Но Михаила Чаровича совсем не радовало такое положение дел. Княгиня Елена могла болеть сколь угодно долго, но ее недуги оставались при ней, не спеша перекидываться на дочь. То ли Елена в глубине души слишком сильно любила свое дитя, не пуская к ней боль, то ли средство выбрано неверное.
Поразмыслив, князь Михаил выбрал первый вариант. Какова бы ни была сила материнской любви, на любую силу найдется сила большая. Надо было только надавить, пережать, заставить княгиню дрогнуть. Конечно, придется рисковать не только жизнью жены, но и ребенком, однако для того, чтобы достать княжну Владиславу, Михаил Чарович был готов пойти на этот риск.
Дождавшись, пока дом угомонится и задремлет на своей лежанке даже верная Манефа, он прошел в комнату спящей жены. Тихо наклонился, отрезал у нее локон и вышел вон.

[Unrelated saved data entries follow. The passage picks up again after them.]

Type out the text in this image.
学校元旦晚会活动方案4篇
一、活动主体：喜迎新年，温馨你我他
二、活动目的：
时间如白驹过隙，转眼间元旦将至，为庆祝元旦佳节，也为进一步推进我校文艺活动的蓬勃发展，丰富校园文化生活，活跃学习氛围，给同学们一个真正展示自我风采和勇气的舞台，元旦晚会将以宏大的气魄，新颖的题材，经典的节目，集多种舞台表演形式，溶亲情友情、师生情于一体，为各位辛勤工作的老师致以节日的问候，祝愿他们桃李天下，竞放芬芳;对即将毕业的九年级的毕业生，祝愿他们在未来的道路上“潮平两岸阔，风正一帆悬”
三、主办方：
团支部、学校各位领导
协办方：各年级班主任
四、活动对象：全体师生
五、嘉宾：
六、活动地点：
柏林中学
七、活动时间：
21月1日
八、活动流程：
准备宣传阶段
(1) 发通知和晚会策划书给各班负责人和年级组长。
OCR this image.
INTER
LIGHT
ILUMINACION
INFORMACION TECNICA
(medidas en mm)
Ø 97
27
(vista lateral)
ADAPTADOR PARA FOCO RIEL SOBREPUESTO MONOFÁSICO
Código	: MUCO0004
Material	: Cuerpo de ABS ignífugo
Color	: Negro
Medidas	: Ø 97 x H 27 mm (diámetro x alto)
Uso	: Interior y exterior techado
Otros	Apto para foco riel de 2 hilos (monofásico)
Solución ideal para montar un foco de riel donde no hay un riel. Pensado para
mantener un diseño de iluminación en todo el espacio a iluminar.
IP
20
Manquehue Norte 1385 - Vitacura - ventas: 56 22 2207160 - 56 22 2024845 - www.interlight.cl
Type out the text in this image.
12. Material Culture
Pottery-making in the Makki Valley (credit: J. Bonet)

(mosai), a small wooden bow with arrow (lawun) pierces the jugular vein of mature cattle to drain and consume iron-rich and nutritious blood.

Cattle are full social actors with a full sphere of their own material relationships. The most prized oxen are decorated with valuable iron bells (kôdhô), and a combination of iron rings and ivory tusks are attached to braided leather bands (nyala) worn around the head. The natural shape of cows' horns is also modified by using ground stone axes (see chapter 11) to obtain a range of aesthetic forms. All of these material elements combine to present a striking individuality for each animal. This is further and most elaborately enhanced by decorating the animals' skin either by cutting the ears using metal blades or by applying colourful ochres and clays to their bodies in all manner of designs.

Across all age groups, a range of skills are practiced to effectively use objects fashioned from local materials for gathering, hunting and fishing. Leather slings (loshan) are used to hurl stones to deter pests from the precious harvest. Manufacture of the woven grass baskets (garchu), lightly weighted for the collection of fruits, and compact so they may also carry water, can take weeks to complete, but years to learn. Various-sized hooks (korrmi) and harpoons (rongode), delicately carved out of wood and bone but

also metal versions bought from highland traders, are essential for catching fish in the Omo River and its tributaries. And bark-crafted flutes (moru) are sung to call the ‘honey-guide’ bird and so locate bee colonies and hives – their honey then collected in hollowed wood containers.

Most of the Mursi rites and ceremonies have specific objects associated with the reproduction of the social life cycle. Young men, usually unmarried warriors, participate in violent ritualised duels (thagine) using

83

Ночью Лясота ворочался, борясь с бессонницей. В молодечной избе было душно, на лавках и полатях вповалку спали его новые приятели. Слышался густой храп, детское сопение, вздохи и хрипы. Кто-то ворочался, кто-то пускал ветры. Девять лет назад, на этапе в пересыльных тюрьмах приходилось спать и не в таких условиях. Зимой лежали на голом земляном или каменном полу, и счастливцами бывали те, кто отвоевывал себе нары. Уголовники, с которыми вместе шли «политические», быстро сгоняли с нар Лясоту и его товарищей, отбирали поданную добросердечными жителями милостыню, случалось, что и избивали. В той партии с Лясотой шли всего трое его соратников против почти пятидесяти уголовников. Как им удалось выжить, выстоять — не верилось до сих пор. Но — дошли, соединились на руднике с теми товарищами, кто пришел сюда раньше. И стало намного легче.
А сейчас он один против двух десятков мужиков, среди которых, как заметил, были и клейменые, и даже двое бывших каторжан, тоже беглых. И он не мог, как ни старался, счесть этих людей своими новыми друзьями. У него вообще не было больше друзей, если на то пошло. Кто-то пропал без вести много лет назад, как Звездичевский, кто-то сгинул на этапе, кто-то остался там, за Каменным Поясом.
Поворочавшись еще несколько минут, Лясота встал, натянул сапоги, накинул на плечи полукафтанье, стал осторожно пробираться к выходу. Ступал он осторожно, острое зрение помогло выбраться за дверь, не потревожив никого.
Ночной прохладней воздух был полон свежести, острых запахов, звуков и… света. Лясоте, ошеломленному этим открытием, понадобилось минуты две, чтобы он понял, что это не свет звезд. Это сияли, мерцая призрачным зеленоватым светом, черепа на тыне. Свет лился из пустых глазниц, озаряя пространство за оградой.